FPÖ wirbt mit Zeitungsente

Abdalla findet den Flyer der FPÖ-Margareten „hässlich“ .
Blaue warnen auf Flyer mit falschem Bericht vor Terroristen. Ein Betroffener ist erbost.

Karim Beib-Abdalla sieht nicht aus wie ein Terrorist. Er denkt nicht wie ein Gotteskrieger. Und er sagt Sätze wie: "Ich lehne die Ideologie der Terroristen strikt ab."

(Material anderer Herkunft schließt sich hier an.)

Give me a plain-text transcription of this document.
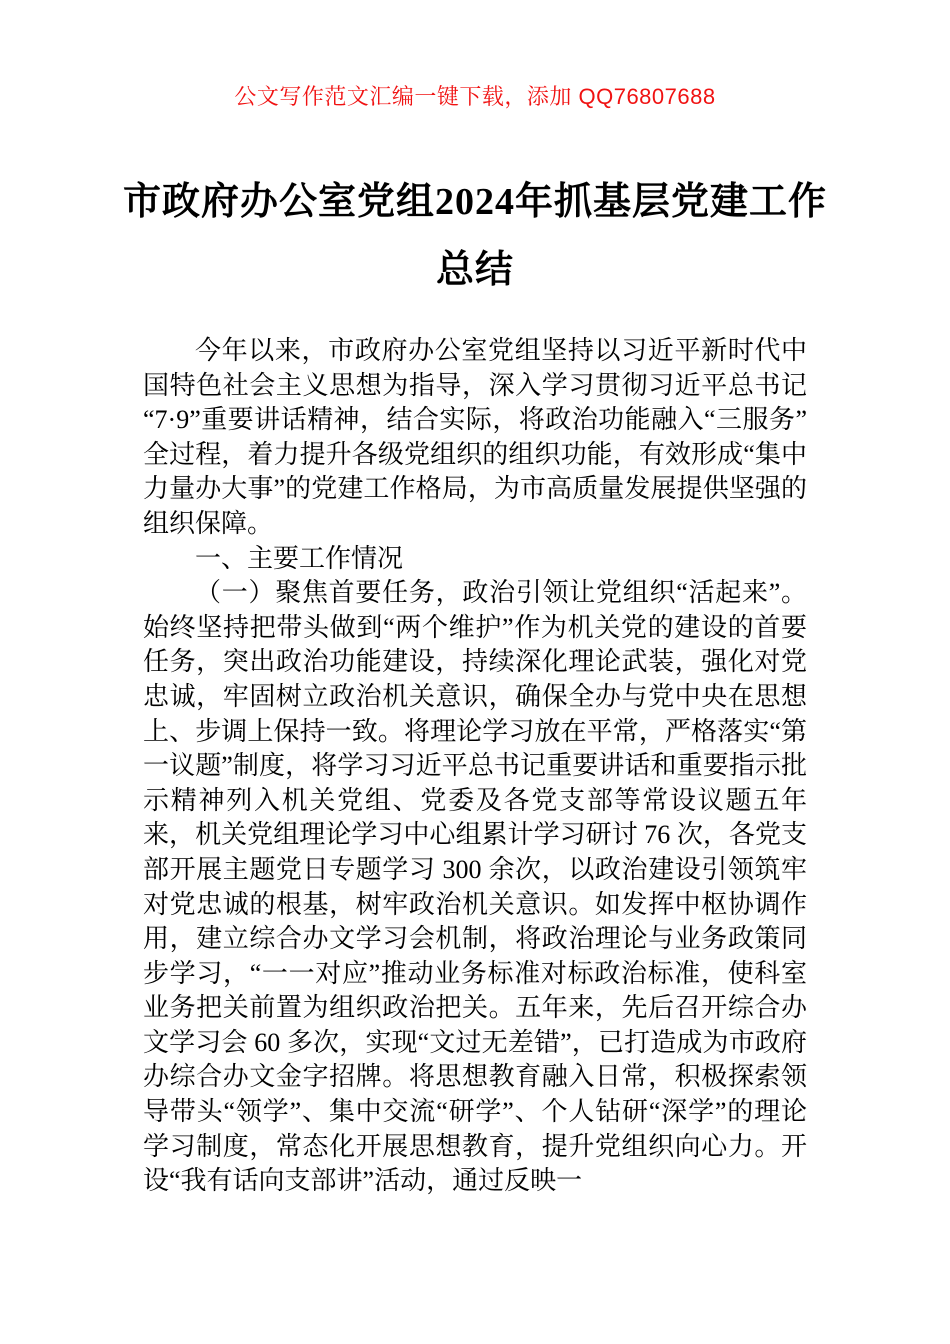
公文写作范文汇编一键下载，添加 QQ76807688
市政府办公室党组2024年抓基层党建工作
总结

今年以来，市政府办公室党组坚持以习近平新时代中国特色社会主义思想为指导，深入学习贯彻习近平总书记“7·9”重要讲话精神，结合实际，将政治功能融入“三服务”全过程，着力提升各级党组织的组织功能，有效形成“集中力量办大事”的党建工作格局，为市高质量发展提供坚强的组织保障。

一、主要工作情况

（一）聚焦首要任务，政治引领让党组织“活起来”。始终坚持把带头做到“两个维护”作为机关党的建设的首要任务，突出政治功能建设，持续深化理论武装，强化对党忠诚，牢固树立政治机关意识，确保全办与党中央在思想上、步调上保持一致。将理论学习放在平常，严格落实“第一议题”制度，将学习习近平总书记重要讲话和重要指示批示精神列入机关党组、党委及各党支部等常设议题五年来，机关党组理论学习中心组累计学习研讨 76 次，各党支部开展主题党日专题学习 300 余次，以政治建设引领筑牢对党忠诚的根基，树牢政治机关意识。如发挥中枢协调作用，建立综合办文学习会机制，将政治理论与业务政策同步学习，“一一对应”推动业务标准对标政治标准，使科室业务把关前置为组织政治把关。五年来，先后召开综合办文学习会 60 多次，实现“文过无差错”，已打造成为市政府办综合办文金字招牌。将思想教育融入日常，积极探索领导带头“领学”、集中交流“研学”、个人钻研“深学”的理论学习制度，常态化开展思想教育，提升党组织向心力。开设“我有话向支部讲”活动，通过反映一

FPÖ wirbt mit Zeitungsente
Plakat, FPÖ
All das ändert nichts an Karims Ruf, ein gefährlicher Dschihadist zu sein. Die Nachrede hält sich hartnäckig, seit das GratisblattHeutemit einem Bericht über eine vermeintliche Terror-Zelle eine Zeitungsente produziert hat. Ein ängstlicher Exekutor, der einen Säbel und eine schwarze Flagge in Abdallas Wohnung erblickt hatte, löste Terroralarm aus. 60 Polizisten stürmten daraufhin die Wohnung. Tags darauf dementierte ein Polizeisprecher: Es wurden keine Maschinenpistolen und keine IS-Flaggen gefunden; die Terrorgefahr habe sich nicht erhärtet. Medien berichteten über den falschen Dschihad-Alarm.

An der Bezirks-FPÖ Margareten gingen diese Dementis offenbar spurlos vorüber – denn sie greift den Bericht auf, um den betreffenden Gemeindebau mit einem Flugblatt Stimmung zu machen. Der Tenor: "Wussten Sie, dass in Ihrer Nachbarschaft Terroristen wohnen?"

Es ist Freitagmittag und Karim Beib-Abdalla grinst, als er die Tür öffnet: "Hallo, ich bin’s, der angebliche Dschihadist." Er führt vorbei an der schwarzen Flagge mit arabischem Schriftzug an der Wand, am Säbel auf der Kommode, der aussieht, als stamme er aus einem Abenteuer von Sindbad, und an den Wasserpfeifen und dem Gebetsteppich am Boden der Gemeindebau-Wohnung.

"Kein Verständnis"

Aus dem gläubigen Sohn eines Ägypters und einer Wienerin sprudelt es wie aus einem Wasserfall heraus. "Menschlich gesehen", sagt er, "habe ich kein Verständnis für ihn." Er meint den Gerichtsvollzieher. Um dann gleich zu relativieren: "Ich bin informiert. Ich weiß, dass der Terror nichts mit dem Islam zu tun hat." Doch das könne "doch nicht jeder wissen".

FPÖ wirbt mit Zeitungsente
Bundesratmitglied Hans-Jörg Jenewein (FPÖ)
Tags darauf legte die Gratiszeitung nach – und brachte ein unkenntlich gemachtes Foto Karims von dessen Facebook-Account. "Da wird Bezug zur IS hergestellt", sagt der 22-Jährige. Im Freundeskreis seien solche Anspielungen zwar ein makaberer Running-Gag. Doch jetzt haben auch flüchtig Bekannte ihn und seine Mutter darauf angesprochen. Einer seiner drei Mitbewohner habe gar seinen Job verloren, weil Verfassungsschützer am Arbeitsplatz aufgetaucht waren.

Im Gemeindebau landete der FPÖ-Flyer in allen Postkästen – nur in Karims nicht. Beim Vorbeigehen zeigt er, wie jemand "ISS" (sic!) in den Postkasten geritzt hat. "Hässlich" sei der Postwurf, sagt er. Für eine Klage fehle das Geld. Hans-Jörg Jenewein, FPÖ-Bezirksparteiobmann und Landesparteisekretär, hält am Postwurf fest: "Der Fall ist nicht so substanzlos wie dargestellt." Er habe gegenteilige Infos – und warte eine parlamentarische Anfragebeantwortung ab. Karims Nachbarin, eine geflüchtete Syrerin, grüße ihn seit dem Vorfall nicht mehr. "Ich habe früher auf ihre Kinder aufgepasst, jetzt schaut sie mir nicht einmal mehr in die Augen."